This paper proposes two novel wireless transmission schemes, namely reconfigurable intelligent surface (RIS)-assisted received adaptive spatial modulation (RASM) scheme and RIS-assisted received adaptive space shift keying (RASSK) scheme, designed to enhance spectral efficiency (SE) and physical layer security (PLS).In both proposed schemes, transmitting bits are dynamically mapped at receive antennas by leveraging the characteristics of the RIS in each time slot, which enables the enhancement of signal-to-noise ratio (SNR) at specific selected antennas with near few power, thus leading a reliable and green wireless communication. This adaptive approach facilitates the conveyance of extra bits to the receiver, which means it needs less cost of radio-frequency chains at transmitter while improving SE. Besides, the proposed schemes offer an inherent PLS security advantage, as the eavesdropper is unable to completely detect signals reflected from the RIS. To comprehensively evaluate the performance of the proposed RASM and RASSK schemes, this paper presents a detailed analytical performance of their spectral efficiency, detection complexity, bit error rate, and secrecy rate, which are accompanied by insightful findings and conclusions.

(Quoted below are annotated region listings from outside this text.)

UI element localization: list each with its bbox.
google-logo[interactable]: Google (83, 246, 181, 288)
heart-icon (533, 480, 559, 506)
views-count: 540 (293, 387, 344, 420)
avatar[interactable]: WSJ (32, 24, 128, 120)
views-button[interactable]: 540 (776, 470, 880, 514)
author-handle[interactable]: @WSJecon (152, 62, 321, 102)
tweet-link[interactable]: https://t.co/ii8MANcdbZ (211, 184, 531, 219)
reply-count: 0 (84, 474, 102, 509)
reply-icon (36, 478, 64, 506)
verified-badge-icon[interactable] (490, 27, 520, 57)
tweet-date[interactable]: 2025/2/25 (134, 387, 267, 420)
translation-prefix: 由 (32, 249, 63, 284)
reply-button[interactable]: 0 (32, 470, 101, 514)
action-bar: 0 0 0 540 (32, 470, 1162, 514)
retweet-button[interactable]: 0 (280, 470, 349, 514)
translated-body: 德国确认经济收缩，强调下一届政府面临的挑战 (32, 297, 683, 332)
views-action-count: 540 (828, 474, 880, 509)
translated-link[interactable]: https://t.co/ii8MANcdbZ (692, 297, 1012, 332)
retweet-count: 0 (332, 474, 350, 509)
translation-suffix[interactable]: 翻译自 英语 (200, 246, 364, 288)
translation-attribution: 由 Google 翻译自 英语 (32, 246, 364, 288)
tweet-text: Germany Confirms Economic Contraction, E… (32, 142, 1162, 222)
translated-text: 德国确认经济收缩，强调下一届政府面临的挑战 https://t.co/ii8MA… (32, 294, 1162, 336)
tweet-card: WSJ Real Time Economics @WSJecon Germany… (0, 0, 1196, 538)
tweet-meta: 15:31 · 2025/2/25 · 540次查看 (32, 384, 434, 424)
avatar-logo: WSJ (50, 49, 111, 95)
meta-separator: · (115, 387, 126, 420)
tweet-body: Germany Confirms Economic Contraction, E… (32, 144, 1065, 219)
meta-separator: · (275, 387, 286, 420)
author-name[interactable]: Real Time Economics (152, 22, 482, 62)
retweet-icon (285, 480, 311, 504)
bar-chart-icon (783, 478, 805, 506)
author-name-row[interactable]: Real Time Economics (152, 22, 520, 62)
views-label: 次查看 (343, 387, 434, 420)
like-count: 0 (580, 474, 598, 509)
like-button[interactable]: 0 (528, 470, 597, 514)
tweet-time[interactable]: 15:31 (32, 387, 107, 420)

Simulation and analytical results demonstrate the superiority of the proposed schemes, showcasing their improved error performance and robustness against wiretapping, while also highlighting the potential of the RASM and RASSK schemes for future wireless applications.

翻译：本文提出了两种新颖的无线传输方案，即可重构智能表面（RIS）辅助的接收端自适应空间调制（RASM）方案与RIS辅助的接收端自适应空移键控（RASSK）方案，旨在提升频谱效率（SE）与物理层安全（PLS）。在两种方案中，通过利用RIS在每个时隙的特性，发送比特在接收天线处动态映射，从而以极低的功率代价增强特定选定天线处的信噪比（SNR），实现可靠且绿色的无线通信。这种自适应方法有助于向接收端传递额外比特，这意味着在提升频谱效率的同时，降低了发射端射频链路的成本。此外，所提方案具备固有的物理层安全优势，因为窃听者无法完全检测从RIS反射的信号。为全面评估所提RASM与RASSK方案的性能，本文详细分析了其频谱效率、检测复杂度、误码率与保密速率，并给出了深入的发现与结论。仿真与分析结果证明了所提方案的优越性，展示了其改进的误码性能与抗窃听鲁棒性，同时凸显了RASM与RASSK方案在未来无线应用中的潜力。